The first thing that came to my mind was, "What? Ikea sells food??"
Not only was I gobsmacked by the fact Ikea sells food...but I wondered how they packaged it. Was it all in individual little plastic bags when you bought, say, lasagne, and you'd have to assemble it yourself? Were you halfway through it when you noticed it was missing two noodles? Was there a toll-free number you could call for them to send you replacement noodles? How long does it take for them to ship out your noodles anyway? I'm figuring by the time you got your noodles you'd probably have to throw out the other stuff...and then you'd be left with only two noodles.
But seriously, do they do this "food thing" on an international scale? I never saw Ikea next to the Stouffer's or Hungry Man dinners. I think I would have noticed that. Do they even sell their food to other nations?
I looked, and according to some article, those horsey meatballs were sent to 12 other European countries. That's a bunch of irate people all talking different languages seeking justification as to how and why this could happen from a brand they probably trusted...and, perhaps it went something like this at Ikea's corporate office...
"We have just one thing to say about it, people -- just deal with it. It was only found in one batch and it's the same quality horse meat we've always used."
"Look, when you buy a product from a place that can't figure out how to get all your credenza parts into one box, you're going to have to realize we're really never going to figure out how someone managed to sneak horse meat into our production line."
"We have run several separate analyses on our products and found that horse meat is actually 20 percent better for you than the substandard sawdust we'd been using for the past 15 years."
"Look on the bright side...beef and pork have both been proven to cause arterial blockage...whereas no studies have been made on horse meat."
"Tainted meat...heh heh heh. We only did this so we could count up how many late nite comedians around the world used the word 'taint' in their monologues."
"Again, on the bright side...no one's ever died of 'mad horse' disease."

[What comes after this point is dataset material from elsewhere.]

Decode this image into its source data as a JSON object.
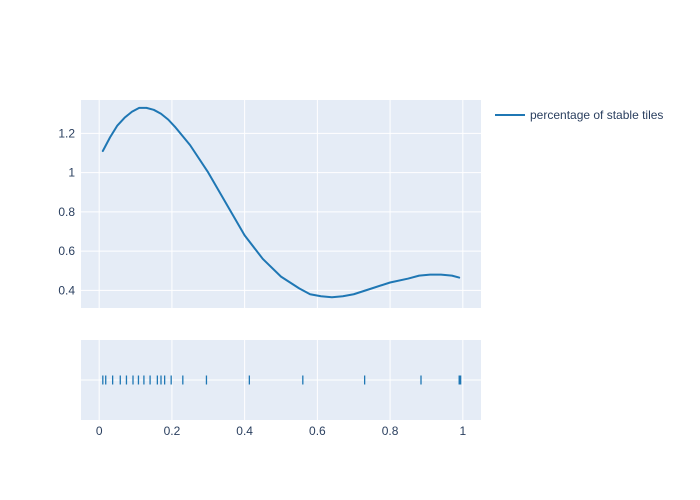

"All you neighsayers out there have been racing to track down someone to point a finger at. Right from the start...you were all quick to come out of the gate claiming some foal play,. Well, it'll behoove you to prove any wrong doing on anyone's part in our company. In the first place, you can't show we had any knowledge of this...and, in the end, you can bet we'll finish on top. We aren't going to issue some blanket statement on this other than you guys are definitely beating a dead horse over this whole issue."
Okay, that last one was a stretch.
Okay, I'll stop now. It wasn't that funny anyway...and puns were never a strong point of mine.

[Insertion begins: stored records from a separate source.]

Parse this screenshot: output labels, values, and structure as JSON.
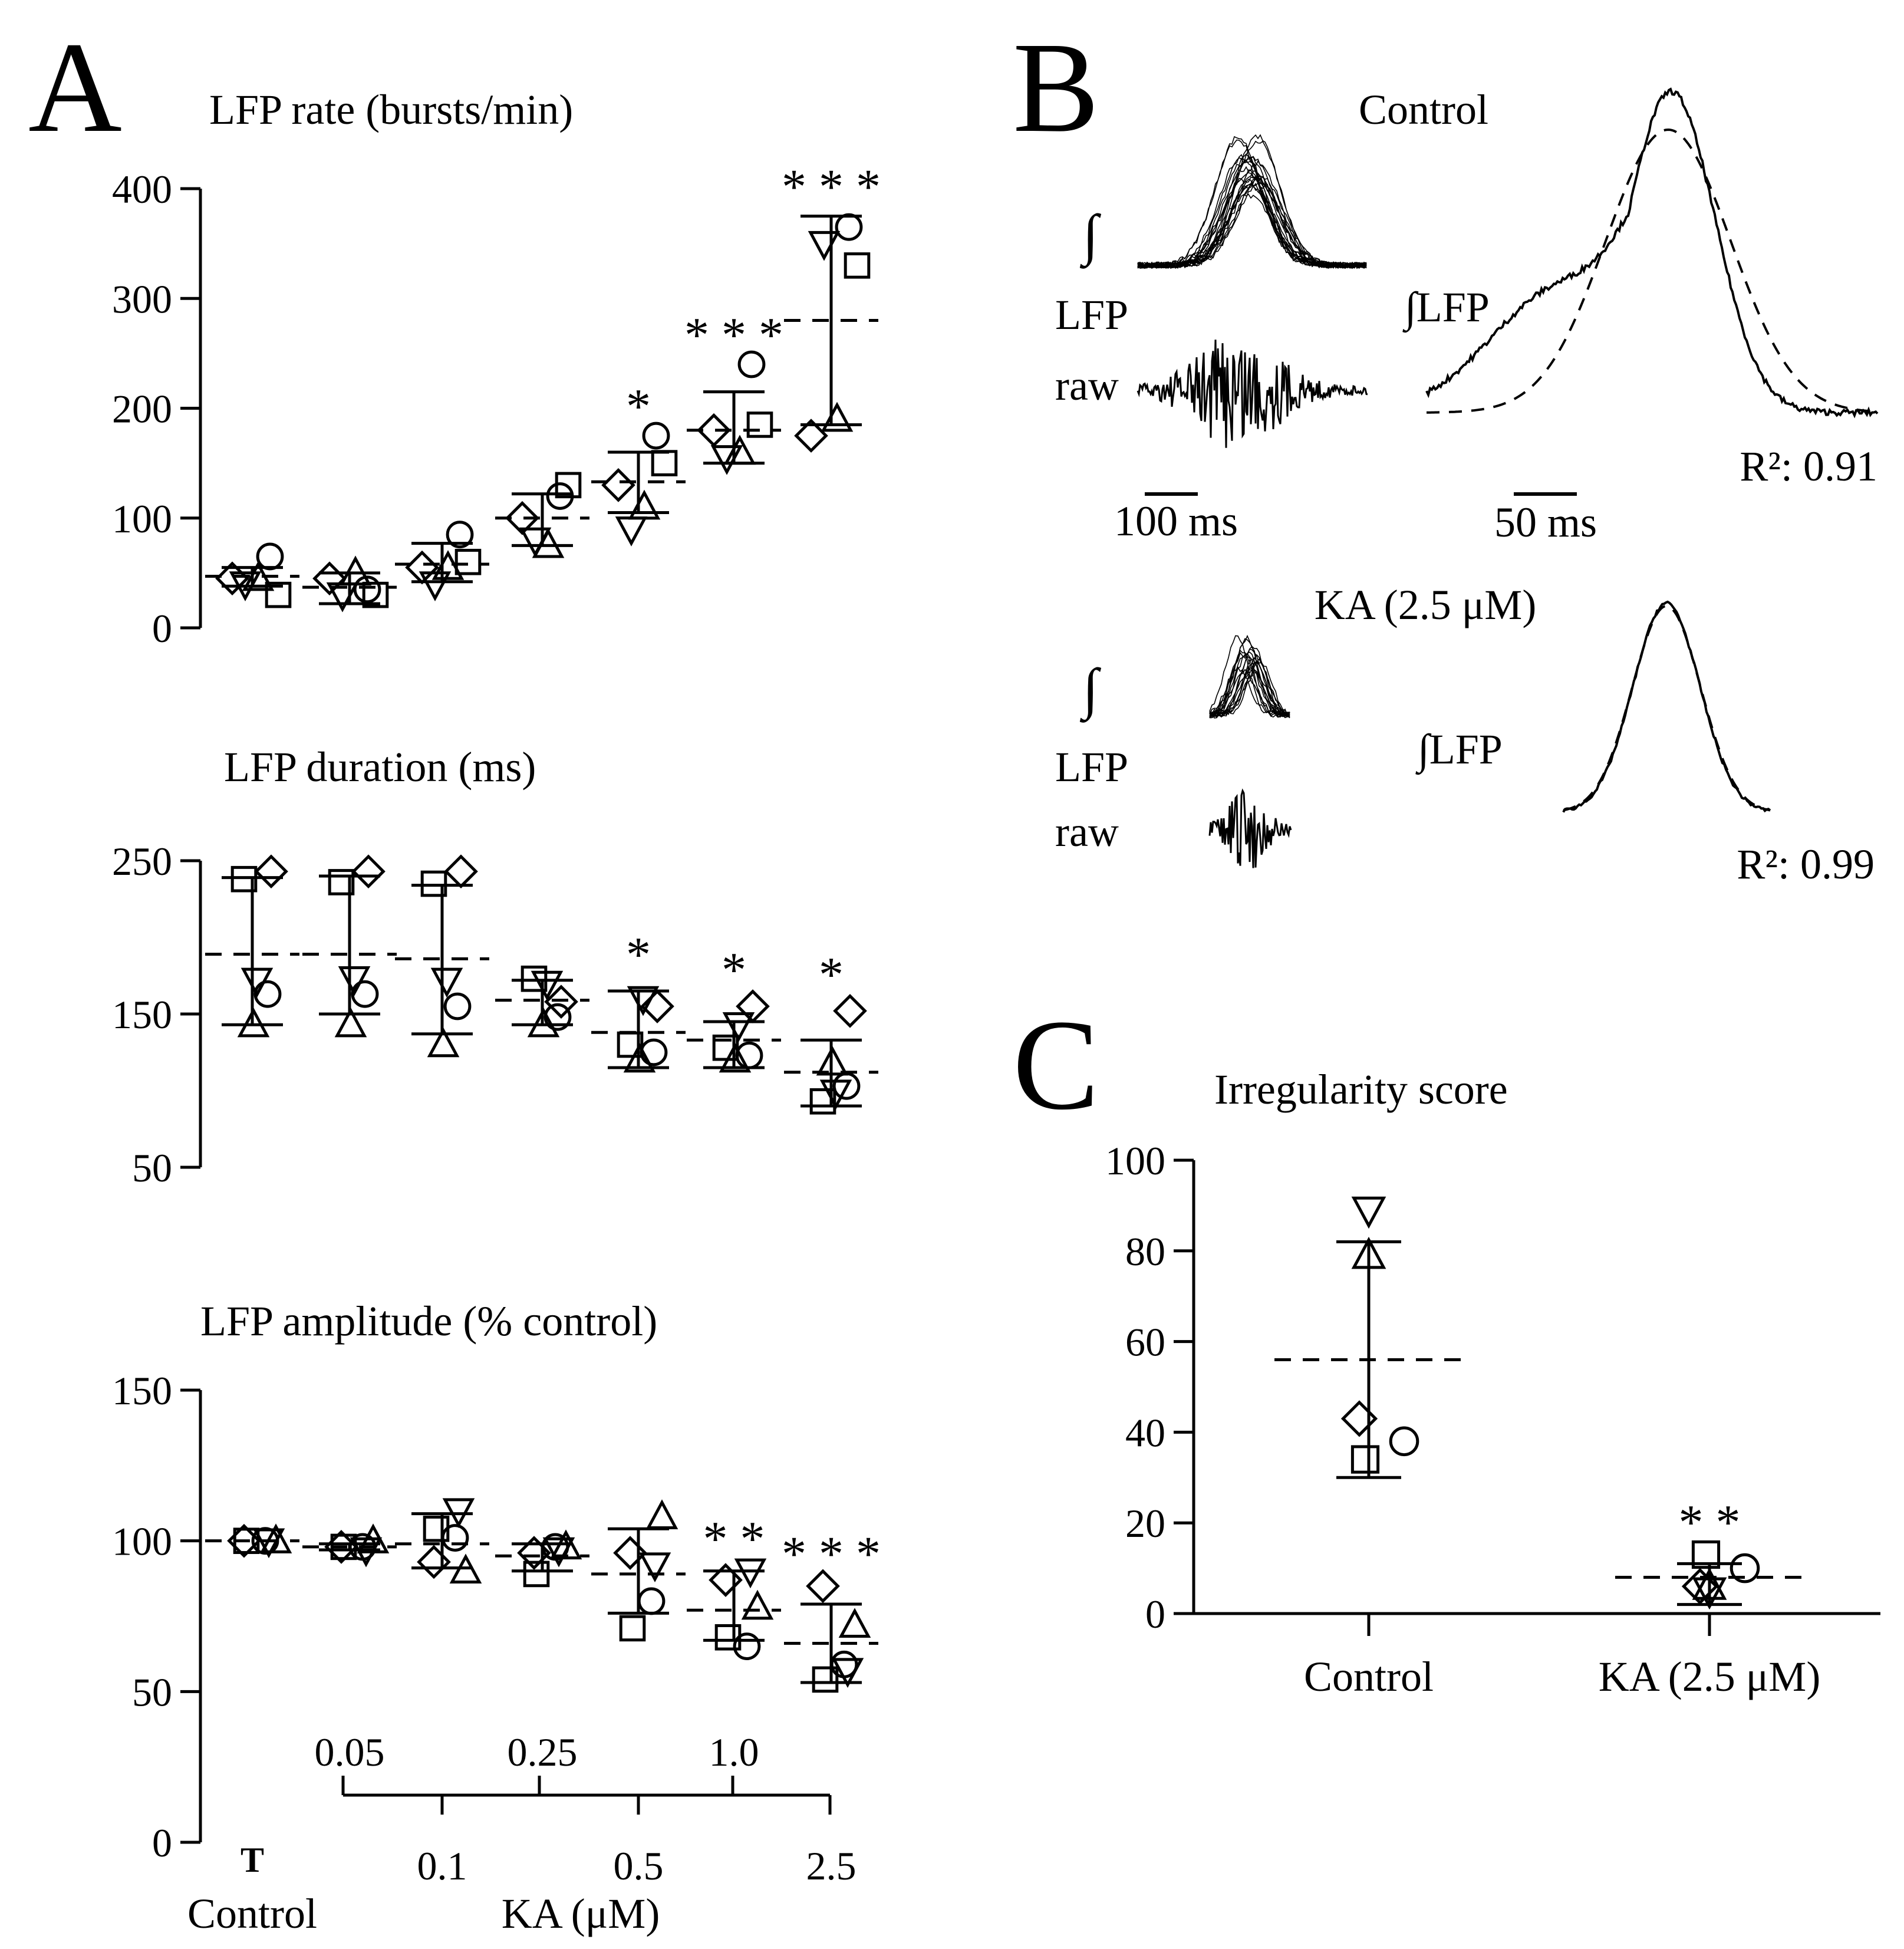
{
  "panel_labels": {
    "A": "A",
    "B": "B",
    "C": "C"
  },
  "axis_labels": {
    "control_tick": "T",
    "x_control": "Control",
    "x_ka": "KA (μM)",
    "conc_top": [
      "0.05",
      "0.25",
      "1.0"
    ],
    "conc_bottom": [
      "0.1",
      "0.5",
      "2.5"
    ]
  },
  "panel_b": {
    "control_title": "Control",
    "ka_title": "KA (2.5 μM)",
    "integral_symbol": "∫",
    "lfp_label": "LFP",
    "raw_label": "raw",
    "int_lfp_label": "∫LFP",
    "scale_100": "100 ms",
    "scale_50": "50 ms",
    "r2_control": "R²: 0.91",
    "r2_ka": "R²: 0.99"
  },
  "chart_data": [
    {
      "id": "rate",
      "type": "scatter",
      "title": "LFP rate (bursts/min)",
      "ylim": [
        0,
        400
      ],
      "yticks": [
        "0",
        "100",
        "200",
        "300",
        "400"
      ],
      "categories": [
        "Control",
        "0.05",
        "0.1",
        "0.25",
        "0.5",
        "1.0",
        "2.5"
      ],
      "series": [
        {
          "name": "diamond",
          "values": [
            45,
            45,
            55,
            100,
            130,
            180,
            175
          ]
        },
        {
          "name": "triangle-down",
          "values": [
            40,
            30,
            40,
            80,
            90,
            155,
            350
          ]
        },
        {
          "name": "triangle-up",
          "values": [
            45,
            50,
            55,
            75,
            110,
            160,
            190
          ]
        },
        {
          "name": "circle",
          "values": [
            65,
            35,
            85,
            120,
            175,
            240,
            365
          ]
        },
        {
          "name": "square",
          "values": [
            30,
            30,
            60,
            130,
            150,
            185,
            330
          ]
        }
      ],
      "mean": [
        47,
        37,
        58,
        100,
        133,
        180,
        280
      ],
      "err_low": [
        38,
        22,
        42,
        75,
        105,
        150,
        185
      ],
      "err_high": [
        55,
        50,
        77,
        122,
        160,
        215,
        375
      ],
      "significance": [
        "",
        "",
        "",
        "",
        "*",
        "***",
        "***"
      ]
    },
    {
      "id": "duration",
      "type": "scatter",
      "title": "LFP duration (ms)",
      "ylim": [
        50,
        250
      ],
      "yticks": [
        "50",
        "150",
        "250"
      ],
      "categories": [
        "Control",
        "0.05",
        "0.1",
        "0.25",
        "0.5",
        "1.0",
        "2.5"
      ],
      "series": [
        {
          "name": "diamond",
          "values": [
            243,
            243,
            243,
            158,
            155,
            155,
            152
          ]
        },
        {
          "name": "triangle-down",
          "values": [
            172,
            173,
            172,
            170,
            160,
            143,
            99
          ]
        },
        {
          "name": "triangle-up",
          "values": [
            143,
            143,
            130,
            143,
            120,
            120,
            118
          ]
        },
        {
          "name": "circle",
          "values": [
            163,
            163,
            155,
            148,
            125,
            123,
            103
          ]
        },
        {
          "name": "square",
          "values": [
            238,
            236,
            235,
            173,
            130,
            128,
            93
          ]
        }
      ],
      "mean": [
        189,
        189,
        186,
        159,
        138,
        133,
        112
      ],
      "err_low": [
        143,
        150,
        137,
        143,
        115,
        115,
        90
      ],
      "err_high": [
        239,
        240,
        234,
        172,
        165,
        145,
        133
      ],
      "significance": [
        "",
        "",
        "",
        "",
        "*",
        "*",
        "*"
      ]
    },
    {
      "id": "amplitude",
      "type": "scatter",
      "title": "LFP amplitude (% control)",
      "ylim": [
        0,
        150
      ],
      "yticks": [
        "0",
        "50",
        "100",
        "150"
      ],
      "categories": [
        "Control",
        "0.05",
        "0.1",
        "0.25",
        "0.5",
        "1.0",
        "2.5"
      ],
      "series": [
        {
          "name": "diamond",
          "values": [
            100,
            98,
            93,
            96,
            96,
            87,
            85
          ]
        },
        {
          "name": "triangle-down",
          "values": [
            100,
            97,
            110,
            97,
            92,
            90,
            57
          ]
        },
        {
          "name": "triangle-up",
          "values": [
            100,
            100,
            90,
            98,
            108,
            78,
            72
          ]
        },
        {
          "name": "circle",
          "values": [
            100,
            98,
            101,
            98,
            80,
            65,
            59
          ]
        },
        {
          "name": "square",
          "values": [
            100,
            98,
            104,
            89,
            71,
            68,
            54
          ]
        }
      ],
      "mean": [
        100,
        98,
        99,
        95,
        89,
        77,
        66
      ],
      "err_low": [
        100,
        97,
        91,
        90,
        76,
        67,
        53
      ],
      "err_high": [
        100,
        99,
        109,
        99,
        104,
        90,
        79
      ],
      "significance": [
        "",
        "",
        "",
        "",
        "",
        "**",
        "***"
      ]
    },
    {
      "id": "irregularity",
      "type": "scatter",
      "title": "Irregularity score",
      "ylim": [
        0,
        100
      ],
      "yticks": [
        "0",
        "20",
        "40",
        "60",
        "80",
        "100"
      ],
      "categories": [
        "Control",
        "KA (2.5 μM)"
      ],
      "series": [
        {
          "name": "triangle-down",
          "values": [
            89,
            5
          ]
        },
        {
          "name": "triangle-up",
          "values": [
            79,
            6
          ]
        },
        {
          "name": "diamond",
          "values": [
            43,
            6
          ]
        },
        {
          "name": "circle",
          "values": [
            38,
            10
          ]
        },
        {
          "name": "square",
          "values": [
            34,
            13
          ]
        }
      ],
      "mean": [
        56,
        8
      ],
      "err_low": [
        30,
        2
      ],
      "err_high": [
        82,
        11
      ],
      "significance": [
        "",
        "**"
      ]
    }
  ]
}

At least I didn't mention Sarah Jessica Parker...you have to give me some credit for restraint.
This was Day 26 of our 28 day quest into "We Work for Cheese's" maniacal writing contest. Today's prompt was "Deal With It"...and I tried. Now go and read everyone else's take on it..go on. You can do it. Hay, don't make me threaten you with another horse-related pun.
Sorry...I had to get one last one in there.